Heute wollen wir eine sehr einfache, aber sehr wirkungsvolle Übung uns aneigenen: Das Vibrieren von Namen.
Nehmen wir z. B. den Gottesnamen EHIEH. Wie wird er ausgesprochen? Das Hebräische kennt ja kaum Vokale, sondern eigentlich nur Konsonanten. Die Aussprache wurde mündlich überliefert. Diesen Gottesnamen sprechen wir am besten als "E-HEI-I-HEI" aus. Wie ich früher bereits geschrieben habe, steht dieser Name esoterisch gesehen auch für den "Willen". Nun, solche Namen entfalten ihre magische Kraft, wenn sie richtig vibiriert werden. Und das ist eingentlich sehr einfach:
Lass vor deinem geistigen Auge den Namen in strahlend weißen Buchstaben erscheinen. Lass dir Zeit dabei. Mache erst weiter, wenn der ganze Name strahlend-weiß erscheint.

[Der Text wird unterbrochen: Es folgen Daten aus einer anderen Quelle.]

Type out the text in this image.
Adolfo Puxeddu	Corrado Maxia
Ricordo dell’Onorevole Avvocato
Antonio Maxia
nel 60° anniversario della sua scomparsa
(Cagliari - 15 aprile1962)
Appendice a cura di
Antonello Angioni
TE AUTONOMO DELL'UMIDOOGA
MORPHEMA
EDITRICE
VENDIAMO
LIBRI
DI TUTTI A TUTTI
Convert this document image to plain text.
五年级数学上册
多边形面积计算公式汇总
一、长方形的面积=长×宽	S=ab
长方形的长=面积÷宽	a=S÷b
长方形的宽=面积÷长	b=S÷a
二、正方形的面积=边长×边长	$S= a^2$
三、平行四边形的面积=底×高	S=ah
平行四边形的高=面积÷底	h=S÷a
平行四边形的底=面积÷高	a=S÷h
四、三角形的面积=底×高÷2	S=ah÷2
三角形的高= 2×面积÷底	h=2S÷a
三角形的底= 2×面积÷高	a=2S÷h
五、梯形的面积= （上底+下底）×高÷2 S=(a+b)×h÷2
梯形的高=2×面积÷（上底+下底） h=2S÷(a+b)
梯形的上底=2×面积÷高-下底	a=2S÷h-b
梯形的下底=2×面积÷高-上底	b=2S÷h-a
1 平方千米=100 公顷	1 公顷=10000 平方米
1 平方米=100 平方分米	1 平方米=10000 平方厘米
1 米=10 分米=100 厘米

Stell dir vor, dass Du immer größer wirst, bis Du auf der kleinen Erdkugel stehst und Du selbst ganz weit in den Weltraum hinaus reichst.
Wenn Du das geschafft hast, rufst Du beim nächsten Ausatmen "E-HEI-I-HEI". Ziehe den Namen in die Länge, bis das Ausatmen beendet ist. Sei nicht zaghaft, rufe mit voll tönender Stimme. Frauen sollten bewusst eine Oktave tiefer rufen. Beim Rufen vibrierst Du den Namen. Das Vibrieren muss deinen gesamten Körper erfassen.
Dann schließt Du mit der "Geste des Schweigens": Führe den Zeigefinger deiner stärkeren Hand senkrecht zu deinen Lippen und verschließe symbolisch den Mund.
Vergiss nicht, danach wieder auf Normalgröße zurückzukehren;-)
Diese Übung will gelernt sein. Verzweifle nicht, wenn es beim ersten Mal nicht klappt. Probiere es am nächsten Tag erneut. Du machst es richtig, wenn dein gesamter Körper mit all seinen Zellen mitschwingt. Wenn Du das erreicht hast, dann erfasst dich ein schier unbeschreibliches Gefühl. Aber das musst Du selbst erleben, ich will da nicht vorgreifen.
Diese Übung lässt sich wie ein universeller Baustein in viele Rituale einbauen.
Übrigens, Rituale. Ich halte nicht viel, wenn ihr Rituale aus einem Buch 1:1 übernehmt und nachmacht. Das hat mit Magie nichts zu tun. Das ist meist nur Rezitation. Wer genügend "Bausteine" kennt, kann dann selbst Rituale zusammenstellen. Bevor ihr ein Ritual zusammenbaut, überlegt euch einen roten Faden.
Beim Durchführen des geplanten Rituals kann es passieren, dass ihr dann von eurem roten Faden abweicht, dass ihr das Gefühl habt, "etwas" überkommt euch. Wehrt euch nicht gegen solche Empfindungen und seid nicht traurig, dass ihr etwas anderes als geplant gemacht habt. Im Gegenteil, solche Empfindungen sind oft ein Garant dafür, dass ihr wirklich magisch zu Gange wart.